If the plates are curved, if they are flat, doesn't matter--if the load is only a pressure (indicating a stress normal to the surface everywhere) and no shear tractions are applied, then the normal stress has to be equal to the pressure; in this case the direction cosine of the surface is the same whether you are computing pressure or normal traction. Now the reasons for the discrepancy in your FE model can only be speculated. Bad mesh comes to mind first, that is not enough elements or poorly placed elements. Are you doing this with plates or shell elements, or are you doing this with 3D brick elements? It will help if you identify the element as precisely as possible--not just "brick" but how many nodes are in the brick.

 

[prost]

I humbly beg your pardon; surface tractions are handled different ways, depending your whether are using plates/shells or 3D elements. I don't do much work with shells, forgot about that little bit. Sorry.

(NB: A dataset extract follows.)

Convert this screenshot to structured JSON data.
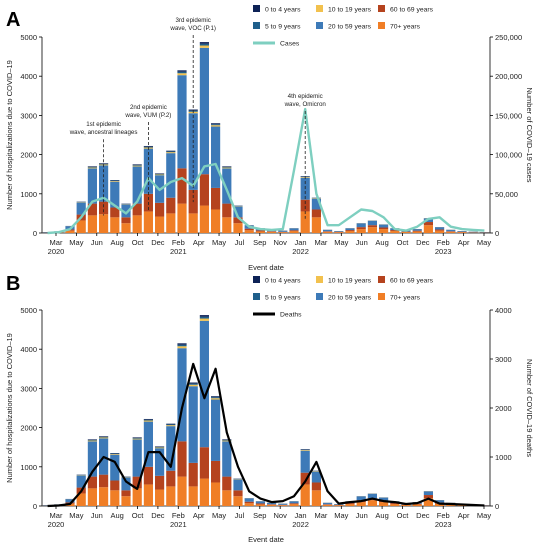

To see why it makes a difference, it might help to think of the shell as the two dimensional version of a beam; certainly the equations that describe equilibrium in shells and beams are similar, with similar approximations in the models. Now think of a beam, simply supported, loaded by a constant pressure 'q' along the beam (say in the 'y' direction, the x direction is aligned with the axis of the straight beam). Certain approximations are made to make this an easy problem to compute. Now try to calculate the complete stress state, sxx, syy, szz, sxy, sxz, syz in this beam. szz is zero of course, so are sxz and syz. sxx is from the classical My/I, shear from VQ/It. What is syy? Zero! Completely counterintuitive, nevertheless the right answer for the model, that is, a product of the formulation (beam equations).